Il faisait un clair de lune superbe, la soirée était tiède et douce. Il demanda une clef au vieux Baptiste et sortit de l’hôtel d’Arçay.

Le quartier où s’élève cet hôtel est situé près de la rivière d’Ille, qui à cet endroit fait un coude charmant et enserre de son bras d’argent un îlot de peupliers et de saules gris.

A gauche, un moulin barre la rivière. Un groupe d’antiques maisons aux chevrons de bois, aux toits plantés de travers comme des bonnets d’ivrogne, trempent leurs murailles dans l’eau. Quelques-unes de ces maisons ont leurs fenêtres éclairées une partie de la nuit, et l’on entend venir de ce côté un bruit de voix et de chants ou les notes aiguës d’un instrument de cuivre.

C’est là que se trouvent les cabarets populaires, bouges assez mal famés où se réunissent principalement les ouvriers de la grande fabrique de drap Breton et Cie, dont on aperçoit à droite les bâtiments et les hautes cheminées.

Une promenade bordée de tilleuls bas et très épais continue la rivière; et de cette promenade, on a une vue pittoresque sur l’îlot de verdure, le moulinet les vieilles maisons.

Tout cela, éclairé par la lune, avait un aspect ravissant:

André alla s’asseoir sur un banc de la promenade et contempla longtemps ce coin original de la ville. Mais le bruit venant des cabarets troublait sa rêverie. Ce jour-là précisément était un jour de paye, et les ouvriers le fêtaient bruyamment.

André se leva donc, traversa la rivière près du moulin et s’enfonça dans la petite île dont les rayons de la lune argentaient la verdure.

Il s’étendit paresseusement sur l’herbe, qui était très épaisse, et s’amusa à regarder l’effet des feuilles de peuplier qui frissonnaient au-dessus de sa tête comme de petites lames de métal brillant.
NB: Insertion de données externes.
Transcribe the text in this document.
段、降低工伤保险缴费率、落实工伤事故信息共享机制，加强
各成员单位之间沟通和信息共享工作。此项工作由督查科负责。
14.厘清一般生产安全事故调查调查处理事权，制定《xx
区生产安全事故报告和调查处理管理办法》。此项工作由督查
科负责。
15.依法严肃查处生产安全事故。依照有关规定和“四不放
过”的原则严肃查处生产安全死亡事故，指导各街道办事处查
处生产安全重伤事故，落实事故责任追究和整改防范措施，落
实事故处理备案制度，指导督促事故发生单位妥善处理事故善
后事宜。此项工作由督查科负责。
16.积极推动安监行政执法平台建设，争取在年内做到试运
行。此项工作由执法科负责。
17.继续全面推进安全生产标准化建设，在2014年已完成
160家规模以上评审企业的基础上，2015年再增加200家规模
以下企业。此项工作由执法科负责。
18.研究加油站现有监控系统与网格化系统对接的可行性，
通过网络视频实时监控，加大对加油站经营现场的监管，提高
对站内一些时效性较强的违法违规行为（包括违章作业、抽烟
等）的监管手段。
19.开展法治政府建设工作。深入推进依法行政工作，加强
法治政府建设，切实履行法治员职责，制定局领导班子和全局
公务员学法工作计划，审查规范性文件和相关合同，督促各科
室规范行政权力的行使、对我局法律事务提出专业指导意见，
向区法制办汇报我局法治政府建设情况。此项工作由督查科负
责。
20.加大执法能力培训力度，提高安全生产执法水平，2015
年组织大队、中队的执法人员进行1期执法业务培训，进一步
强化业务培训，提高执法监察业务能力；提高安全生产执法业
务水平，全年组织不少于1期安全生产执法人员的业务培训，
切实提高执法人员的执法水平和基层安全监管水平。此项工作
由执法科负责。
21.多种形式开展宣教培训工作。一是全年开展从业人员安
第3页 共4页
Il tomba bientôt dans une sorte d’engourdissement qui n’était pas sans charme et savoura les parfums de l’herbe haute qui lui faisait un lit moelleux.

Un bruit de pas précipités, sur le petit pont qui conduisait du moulin à l’îlot, l’arracha tout à coup à ses méditations.

Il ne fut pas peu surpris de voir une grande ombre apparaître soudain à quelque distance.

La personne qui avait fait irruption dans la petite clairière s’arrêta et demeura un instant immobile.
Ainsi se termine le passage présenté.